There are two main forms of lupus:
• discoid lupus, which only affects your skin
• systemic lupus erythematosus (SLE), which affects your skin and joints and often also involves your internal organs including your heart or kidney


This section only deals with the systemic type of lupus.

Lupus occurs when your immune system attacks your body’s own tissues. It can cause inflammation in many different parts of your body, though most people will only have a few of the possible symptoms.
Systemic lupus erythematosus (SLE), often known just as lupus, is an autoimmune disease where your immune system produces antibodies that attack your body’s own tissues, causing inflammation.
Lupus usually affects your skin and joints, but it may also involve your heart or kidneys, when the effects can be severe. SLE isn’t the same as discoid lupus, which only affects the skin.
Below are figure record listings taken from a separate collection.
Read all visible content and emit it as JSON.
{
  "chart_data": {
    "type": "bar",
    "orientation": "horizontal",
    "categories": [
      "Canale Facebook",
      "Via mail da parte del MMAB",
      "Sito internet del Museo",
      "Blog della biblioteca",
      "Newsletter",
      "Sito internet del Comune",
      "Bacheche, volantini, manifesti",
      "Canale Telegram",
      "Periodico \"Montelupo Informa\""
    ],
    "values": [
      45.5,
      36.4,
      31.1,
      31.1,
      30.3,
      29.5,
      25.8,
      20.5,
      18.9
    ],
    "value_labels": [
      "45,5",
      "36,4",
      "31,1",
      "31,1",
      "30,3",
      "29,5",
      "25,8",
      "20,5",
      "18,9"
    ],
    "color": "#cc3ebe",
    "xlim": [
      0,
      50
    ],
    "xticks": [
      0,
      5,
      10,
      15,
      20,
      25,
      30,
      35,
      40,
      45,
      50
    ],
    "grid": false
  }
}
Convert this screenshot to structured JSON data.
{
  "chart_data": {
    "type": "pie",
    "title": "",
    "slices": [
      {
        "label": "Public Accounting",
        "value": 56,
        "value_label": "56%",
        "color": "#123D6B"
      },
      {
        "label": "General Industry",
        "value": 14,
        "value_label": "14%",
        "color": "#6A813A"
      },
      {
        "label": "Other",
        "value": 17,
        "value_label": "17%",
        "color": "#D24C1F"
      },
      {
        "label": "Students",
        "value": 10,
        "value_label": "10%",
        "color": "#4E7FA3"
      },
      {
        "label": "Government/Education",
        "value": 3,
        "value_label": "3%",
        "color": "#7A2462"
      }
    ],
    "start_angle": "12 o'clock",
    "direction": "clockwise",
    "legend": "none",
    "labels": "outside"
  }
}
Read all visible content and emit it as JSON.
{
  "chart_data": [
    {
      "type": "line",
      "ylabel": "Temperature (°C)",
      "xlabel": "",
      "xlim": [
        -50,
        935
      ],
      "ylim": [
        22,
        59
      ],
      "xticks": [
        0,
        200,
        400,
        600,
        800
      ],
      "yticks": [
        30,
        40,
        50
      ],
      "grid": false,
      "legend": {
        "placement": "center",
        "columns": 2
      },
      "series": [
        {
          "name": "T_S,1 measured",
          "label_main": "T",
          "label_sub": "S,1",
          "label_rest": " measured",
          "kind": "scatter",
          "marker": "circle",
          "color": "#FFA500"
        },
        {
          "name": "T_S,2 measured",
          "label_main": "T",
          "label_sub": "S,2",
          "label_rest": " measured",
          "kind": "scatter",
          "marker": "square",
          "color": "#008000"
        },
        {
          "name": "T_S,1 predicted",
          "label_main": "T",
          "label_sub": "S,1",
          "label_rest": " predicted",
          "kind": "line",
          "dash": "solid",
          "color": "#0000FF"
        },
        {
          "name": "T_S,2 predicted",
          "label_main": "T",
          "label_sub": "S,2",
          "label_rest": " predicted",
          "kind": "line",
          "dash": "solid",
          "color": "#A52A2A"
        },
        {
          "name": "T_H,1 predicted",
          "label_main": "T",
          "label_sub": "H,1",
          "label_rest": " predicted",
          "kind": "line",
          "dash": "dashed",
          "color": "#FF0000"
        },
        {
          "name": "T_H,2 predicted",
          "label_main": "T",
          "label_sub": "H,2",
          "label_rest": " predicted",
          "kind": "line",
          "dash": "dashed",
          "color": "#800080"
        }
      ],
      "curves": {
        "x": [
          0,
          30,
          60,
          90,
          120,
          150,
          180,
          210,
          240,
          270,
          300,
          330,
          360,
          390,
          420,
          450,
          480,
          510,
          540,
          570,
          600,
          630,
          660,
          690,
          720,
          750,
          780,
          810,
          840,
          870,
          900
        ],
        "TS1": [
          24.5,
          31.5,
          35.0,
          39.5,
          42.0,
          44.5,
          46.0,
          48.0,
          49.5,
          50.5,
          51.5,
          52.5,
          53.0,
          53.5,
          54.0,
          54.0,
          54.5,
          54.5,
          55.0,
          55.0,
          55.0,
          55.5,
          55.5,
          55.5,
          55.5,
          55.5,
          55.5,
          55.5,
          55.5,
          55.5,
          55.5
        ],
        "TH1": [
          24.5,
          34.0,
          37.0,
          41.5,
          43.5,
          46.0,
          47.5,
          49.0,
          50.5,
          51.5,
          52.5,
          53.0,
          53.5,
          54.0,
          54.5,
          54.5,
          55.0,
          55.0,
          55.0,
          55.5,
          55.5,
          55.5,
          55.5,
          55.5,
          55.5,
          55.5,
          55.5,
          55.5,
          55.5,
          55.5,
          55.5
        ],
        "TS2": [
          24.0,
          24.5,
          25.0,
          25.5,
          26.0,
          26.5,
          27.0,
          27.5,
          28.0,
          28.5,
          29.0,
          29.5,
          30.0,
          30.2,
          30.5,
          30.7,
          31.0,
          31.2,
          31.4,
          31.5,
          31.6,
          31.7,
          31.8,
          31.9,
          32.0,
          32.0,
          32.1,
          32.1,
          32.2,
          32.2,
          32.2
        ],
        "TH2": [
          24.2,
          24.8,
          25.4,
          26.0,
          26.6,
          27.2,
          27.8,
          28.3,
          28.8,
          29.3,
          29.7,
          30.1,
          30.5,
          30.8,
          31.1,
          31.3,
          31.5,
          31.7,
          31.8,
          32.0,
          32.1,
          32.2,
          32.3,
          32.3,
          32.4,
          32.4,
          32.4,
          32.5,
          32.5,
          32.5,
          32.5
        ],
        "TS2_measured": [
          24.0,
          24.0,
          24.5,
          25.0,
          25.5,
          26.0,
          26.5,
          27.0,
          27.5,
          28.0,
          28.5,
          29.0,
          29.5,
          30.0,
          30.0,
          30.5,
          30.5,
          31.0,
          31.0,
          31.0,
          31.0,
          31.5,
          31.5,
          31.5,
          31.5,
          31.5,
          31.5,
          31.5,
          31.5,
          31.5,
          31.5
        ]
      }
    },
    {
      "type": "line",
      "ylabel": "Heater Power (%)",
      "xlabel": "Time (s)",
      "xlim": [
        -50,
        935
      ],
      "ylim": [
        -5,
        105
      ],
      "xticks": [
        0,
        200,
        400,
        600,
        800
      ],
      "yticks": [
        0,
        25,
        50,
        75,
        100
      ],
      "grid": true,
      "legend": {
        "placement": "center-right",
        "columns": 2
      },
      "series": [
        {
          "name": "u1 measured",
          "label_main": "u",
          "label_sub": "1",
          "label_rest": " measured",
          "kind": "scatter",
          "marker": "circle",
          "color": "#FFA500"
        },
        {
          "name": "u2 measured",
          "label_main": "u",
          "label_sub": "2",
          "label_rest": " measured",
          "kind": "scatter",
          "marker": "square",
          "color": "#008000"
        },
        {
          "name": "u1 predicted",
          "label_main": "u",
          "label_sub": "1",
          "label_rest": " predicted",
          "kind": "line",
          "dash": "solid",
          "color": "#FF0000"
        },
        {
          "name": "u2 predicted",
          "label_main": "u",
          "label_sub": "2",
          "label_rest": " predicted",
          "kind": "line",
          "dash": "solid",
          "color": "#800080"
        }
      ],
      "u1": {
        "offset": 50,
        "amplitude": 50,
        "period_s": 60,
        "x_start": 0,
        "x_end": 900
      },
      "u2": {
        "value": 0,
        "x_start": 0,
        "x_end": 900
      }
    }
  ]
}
What are the symptoms of lupus?
Symptoms can include
• joint pain
• a skin rash
• extreme tiredness (fatigue)
• fever
• weight loss
• headaches
• mouth ulcers
• hair loss
• swelling of lymph glands
• your fingers or toes changing color in cold conditions (Raynaud’s phenomenon)
Lupus can affect many different parts of your body. If your heart, brain or kidneys are affected, it can be much more serious, but most people will only have one or a few of the following symptoms. Many people will find that the symptoms come and go.

Skin and mouth
• a rash over parts of your body that are exposed to the sun – a butterfly-shaped rash over your cheeks and the bridge of your nose is especially common
• your fingers changing color in cold weather, going first very pale, then blue and finally red – this is called Raynaud’s phenomenon
• groups of mouth ulcers, which may come back repeatedly
• Sjögren’s syndrome – this affects around 1 in 8 people with lupus and causes a dry mouth and eyes

Some hair loss is common and can be severe, but once a flare-up is under control your hair will usually grow back.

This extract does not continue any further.